Steckbrief

von Redaktion

Wasserburg – Der Fachinformatiker Milan Matijevic (24) steht am 8. März 2026 als vierter Bürgermeisterkandidat auf dem Stimmzettel in der Innstadt. Er tritt für die Die Linke an. Wir haben Milan Matijevic gefragt: Was wollen Sie in und für Wasserburg besser machen, wenn sie als Stadtoberhaupt im Rathaus sitzen? Das ist sein Entwurf für Wasserburgs Zukunft.

Matijevic: Wasserburg hat viele Stärken, aber es ist leider nicht für alle Menschen eine gute Stadt. Zu viele werden verdrängt, abgehängt oder nicht mit einbezogen.

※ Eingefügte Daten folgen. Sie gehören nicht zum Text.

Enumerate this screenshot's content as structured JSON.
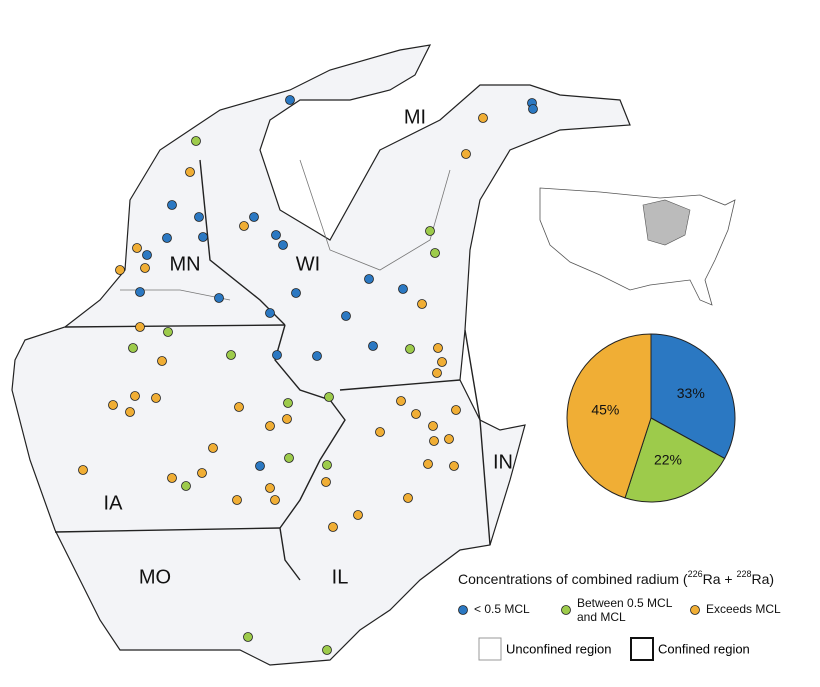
{
  "map": {
    "state_labels": [
      "MN",
      "WI",
      "MI",
      "IA",
      "MO",
      "IL",
      "IN"
    ]
  },
  "legend": {
    "title": [
      "Concentrations of combined radium (",
      "226",
      "Ra + ",
      "228",
      "Ra)"
    ],
    "regions": [
      "Unconfined region",
      "Confined region"
    ]
  },
  "chart_data": {
    "type": "pie",
    "categories": [
      "< 0.5 MCL",
      "Between 0.5 MCL and MCL",
      "Exceeds MCL"
    ],
    "values": [
      33,
      22,
      45
    ],
    "value_labels": [
      "33%",
      "22%",
      "45%"
    ],
    "colors": [
      "#2b78c2",
      "#9dcb4b",
      "#f0ae35"
    ]
  }
}
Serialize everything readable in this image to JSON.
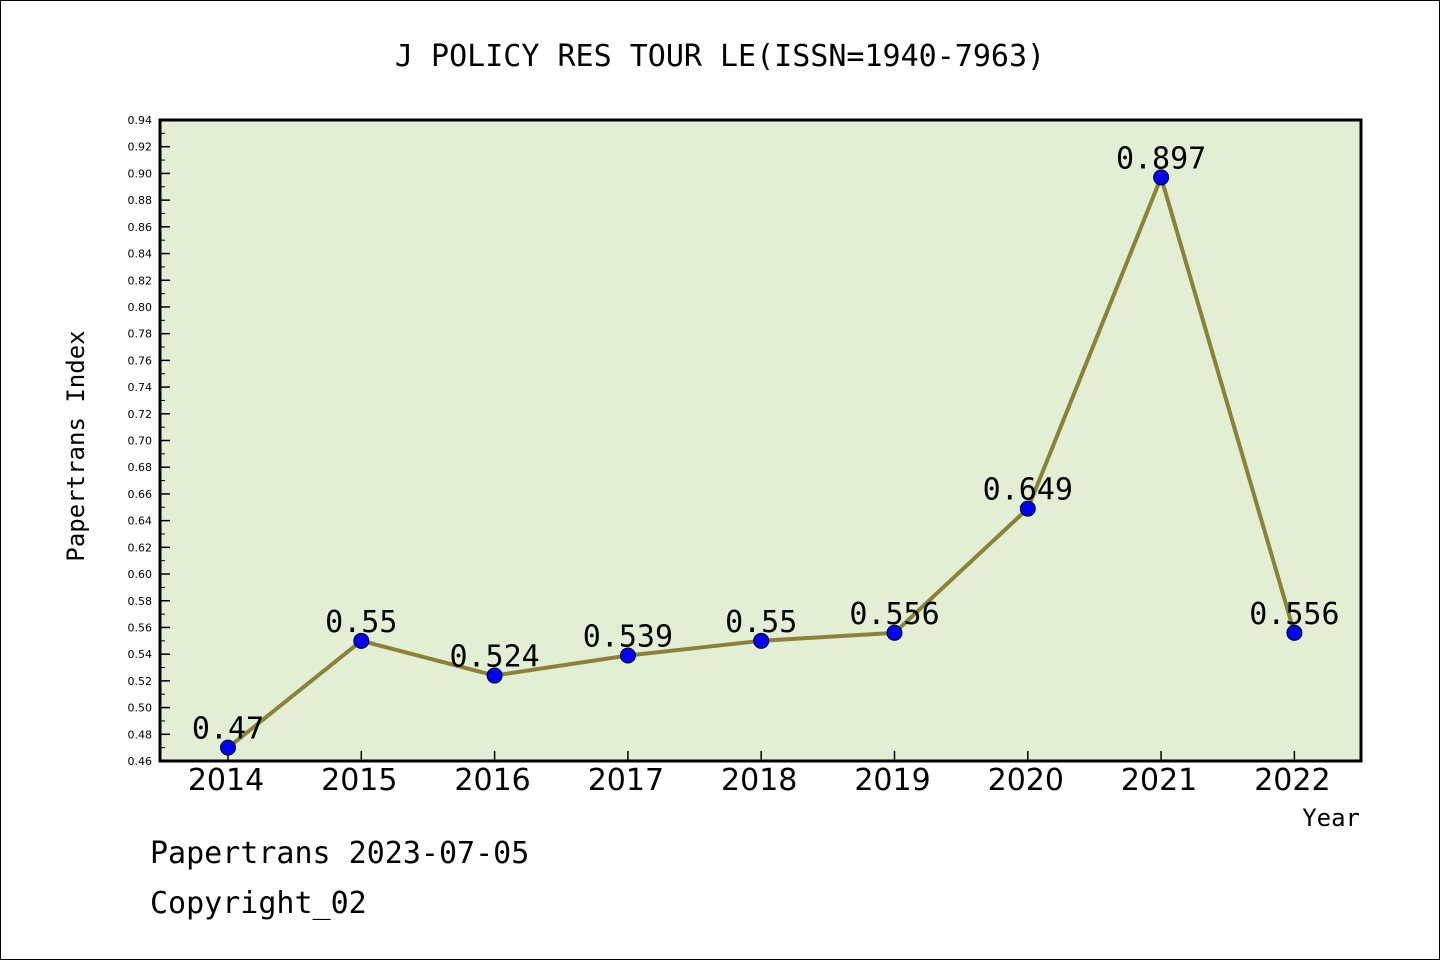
{
  "footer": {
    "line1": "Papertrans 2023-07-05",
    "line2": "Copyright_02"
  },
  "chart_data": {
    "type": "line",
    "title": "J POLICY RES TOUR LE(ISSN=1940-7963)",
    "xlabel": "Year",
    "ylabel": "Papertrans Index",
    "categories": [
      "2014",
      "2015",
      "2016",
      "2017",
      "2018",
      "2019",
      "2020",
      "2021",
      "2022"
    ],
    "values": [
      0.47,
      0.55,
      0.524,
      0.539,
      0.55,
      0.556,
      0.649,
      0.897,
      0.556
    ],
    "data_labels": [
      "0.47",
      "0.55",
      "0.524",
      "0.539",
      "0.55",
      "0.556",
      "0.649",
      "0.897",
      "0.556"
    ],
    "ylim": [
      0.46,
      0.94
    ],
    "y_ticks": [
      "0.46",
      "0.48",
      "0.50",
      "0.52",
      "0.54",
      "0.56",
      "0.58",
      "0.60",
      "0.62",
      "0.64",
      "0.66",
      "0.68",
      "0.70",
      "0.72",
      "0.74",
      "0.76",
      "0.78",
      "0.80",
      "0.82",
      "0.84",
      "0.86",
      "0.88",
      "0.90",
      "0.92",
      "0.94"
    ],
    "grid": false,
    "legend": "none",
    "colors": {
      "plot_background": "#e2efd4",
      "line": "#8b8237",
      "marker": "#0000ff"
    }
  }
}
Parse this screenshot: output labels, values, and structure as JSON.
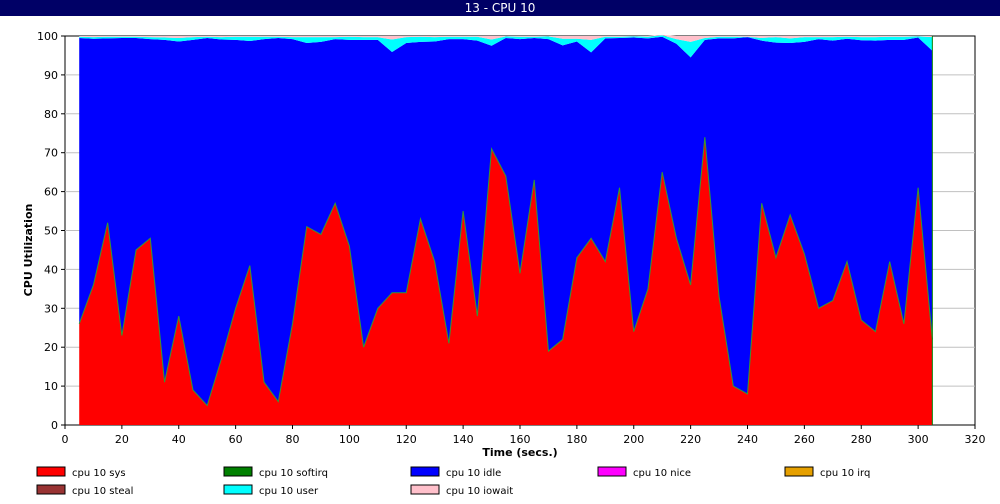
{
  "window": {
    "title": "13 - CPU 10"
  },
  "chart_data": {
    "type": "area",
    "stacked": true,
    "xlabel": "Time (secs.)",
    "ylabel": "CPU Utilization",
    "xlim": [
      0,
      320
    ],
    "ylim": [
      0,
      100
    ],
    "xticks": [
      0,
      20,
      40,
      60,
      80,
      100,
      120,
      140,
      160,
      180,
      200,
      220,
      240,
      260,
      280,
      300,
      320
    ],
    "yticks": [
      0,
      10,
      20,
      30,
      40,
      50,
      60,
      70,
      80,
      90,
      100
    ],
    "grid": "horizontal",
    "legend_position": "bottom",
    "x": [
      5,
      10,
      15,
      20,
      25,
      30,
      35,
      40,
      45,
      50,
      55,
      60,
      65,
      70,
      75,
      80,
      85,
      90,
      95,
      100,
      105,
      110,
      115,
      120,
      125,
      130,
      135,
      140,
      145,
      150,
      155,
      160,
      165,
      170,
      175,
      180,
      185,
      190,
      195,
      200,
      205,
      210,
      215,
      220,
      225,
      230,
      235,
      240,
      245,
      250,
      255,
      260,
      265,
      270,
      275,
      280,
      285,
      290,
      295,
      300,
      305
    ],
    "series": [
      {
        "name": "cpu 10 sys",
        "color": "#ff0000",
        "values": [
          26,
          36,
          52,
          23,
          45,
          48,
          11,
          28,
          9,
          5,
          17,
          30,
          41,
          11,
          6,
          26,
          51,
          49,
          57,
          46,
          20,
          30,
          34,
          34,
          53,
          42,
          21,
          55,
          28,
          71,
          64,
          39,
          63,
          19,
          22,
          43,
          48,
          42,
          61,
          24,
          35,
          65,
          48,
          36,
          74,
          33,
          10,
          8,
          57,
          43,
          54,
          44,
          30,
          32,
          42,
          27,
          24,
          42,
          26,
          61,
          22
        ]
      },
      {
        "name": "cpu 10 softirq",
        "color": "#008000",
        "values": [
          0,
          0,
          0,
          0,
          0,
          0,
          0,
          0,
          0,
          0,
          0,
          0,
          0,
          0,
          0,
          0,
          0,
          0,
          0,
          0,
          0,
          0,
          0,
          0,
          0,
          0,
          0,
          0,
          0,
          0,
          0,
          0,
          0,
          0,
          0,
          0,
          0,
          0,
          0,
          0,
          0,
          0,
          0,
          0,
          0,
          0,
          0,
          0,
          0,
          0,
          0,
          0,
          0,
          0,
          0,
          0,
          0,
          0,
          0,
          0,
          0
        ]
      },
      {
        "name": "cpu 10 idle",
        "color": "#0000ff",
        "values": [
          73.5,
          63.3,
          47.4,
          76.5,
          54.5,
          51.2,
          88,
          70.6,
          90,
          94.5,
          82.1,
          69,
          57.7,
          88.2,
          93.5,
          73.2,
          47.2,
          49.5,
          42.2,
          53,
          79,
          69,
          61.9,
          64.2,
          45.5,
          56.6,
          78.2,
          44.2,
          70.8,
          26.5,
          35.5,
          60.2,
          36.5,
          80.2,
          75.6,
          55.6,
          47.8,
          57.4,
          38.5,
          75.6,
          64.4,
          34.8,
          50,
          58.5,
          25,
          66.4,
          89.4,
          91.7,
          41.8,
          55.3,
          44.2,
          54.5,
          69.2,
          66.8,
          57.3,
          71.9,
          74.8,
          57,
          73,
          38.6,
          74.2
        ]
      },
      {
        "name": "cpu 10 nice",
        "color": "#ff00ff",
        "values": [
          0,
          0,
          0,
          0,
          0,
          0,
          0,
          0,
          0,
          0,
          0,
          0,
          0,
          0,
          0,
          0,
          0,
          0,
          0,
          0,
          0,
          0,
          0,
          0,
          0,
          0,
          0,
          0,
          0,
          0,
          0,
          0,
          0,
          0,
          0,
          0,
          0,
          0,
          0,
          0,
          0,
          0,
          0,
          0,
          0,
          0,
          0,
          0,
          0,
          0,
          0,
          0,
          0,
          0,
          0,
          0,
          0,
          0,
          0,
          0,
          0
        ]
      },
      {
        "name": "cpu 10 irq",
        "color": "#e6a000",
        "values": [
          0,
          0,
          0,
          0,
          0,
          0,
          0,
          0,
          0,
          0,
          0,
          0,
          0,
          0,
          0,
          0,
          0,
          0,
          0,
          0,
          0,
          0,
          0,
          0,
          0,
          0,
          0,
          0,
          0,
          0,
          0,
          0,
          0,
          0,
          0,
          0,
          0,
          0,
          0,
          0,
          0,
          0,
          0,
          0,
          0,
          0,
          0,
          0,
          0,
          0,
          0,
          0,
          0,
          0,
          0,
          0,
          0,
          0,
          0,
          0,
          0
        ]
      },
      {
        "name": "cpu 10 steal",
        "color": "#993333",
        "values": [
          0,
          0,
          0,
          0,
          0,
          0,
          0,
          0,
          0,
          0,
          0,
          0,
          0,
          0,
          0,
          0,
          0,
          0,
          0,
          0,
          0,
          0,
          0,
          0,
          0,
          0,
          0,
          0,
          0,
          0,
          0,
          0,
          0,
          0,
          0,
          0,
          0,
          0,
          0,
          0,
          0,
          0,
          0,
          0,
          0,
          0,
          0,
          0,
          0,
          0,
          0,
          0,
          0,
          0,
          0,
          0,
          0,
          0,
          0,
          0,
          0
        ]
      },
      {
        "name": "cpu 10 user",
        "color": "#00ffff",
        "values": [
          0.3,
          0.4,
          0.4,
          0.3,
          0.3,
          0.5,
          0.6,
          0.9,
          0.7,
          0.3,
          0.6,
          0.8,
          1.1,
          0.6,
          0.3,
          0.5,
          1.5,
          1.2,
          0.5,
          0.8,
          0.7,
          0.7,
          3.2,
          1.5,
          1.3,
          1.1,
          0.6,
          0.6,
          1,
          1.6,
          0.4,
          0.6,
          0.3,
          0.7,
          1.7,
          0.7,
          3.2,
          0.4,
          0.3,
          0.3,
          0.4,
          0.4,
          1.2,
          4,
          0.5,
          0.4,
          0.4,
          0.1,
          0.7,
          1.4,
          1.2,
          1.2,
          0.5,
          0.9,
          0.5,
          0.8,
          0.9,
          0.8,
          0.8,
          0.3,
          3.5
        ]
      },
      {
        "name": "cpu 10 iowait",
        "color": "#ffc0cb",
        "values": [
          0.2,
          0.3,
          0.2,
          0.2,
          0.2,
          0.3,
          0.4,
          0.5,
          0.3,
          0.2,
          0.3,
          0.2,
          0.2,
          0.2,
          0.2,
          0.3,
          0.3,
          0.3,
          0.3,
          0.2,
          0.3,
          0.3,
          0.9,
          0.3,
          0.2,
          0.3,
          0.2,
          0.2,
          0.2,
          0.9,
          0.1,
          0.2,
          0.2,
          0.1,
          0.7,
          0.7,
          1,
          0.2,
          0.2,
          0.1,
          0.2,
          0.1,
          0.8,
          1.5,
          0.5,
          0.2,
          0.2,
          0.2,
          0.5,
          0.3,
          0.6,
          0.3,
          0.3,
          0.3,
          0.2,
          0.3,
          0.3,
          0.2,
          0.2,
          0.1,
          0.3
        ]
      }
    ]
  }
}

Genau das will ich ändern. Mein Anspruch ist ein Wasserburg, welches niemanden ausschließt. Unabhängig von Einkommen, Alter, Herkunft oder Lebensform.

Alle haben das Recht
auf ein gutes Leben

Im Mittelpunkt meiner Politik steht das Recht auf ein gutes Leben für alle. Das beginnt beim Wohnen. Bezahlbarer Wohnraum ist die soziale Frage unserer Zeit, auch in Wasserburg. Statt auf Marktlogik zu hoffen, braucht es eine klare kommunale Verantwortung: städtische Flächen für kommunalen und genossenschaftlichen Wohnungsbau, ein verbindliches Leerstandsregister und eine Bodenpolitik, die Gemeinwohl vor Rendite stellt. Wohnen darf nicht mehr Spekulationsobjekt sein.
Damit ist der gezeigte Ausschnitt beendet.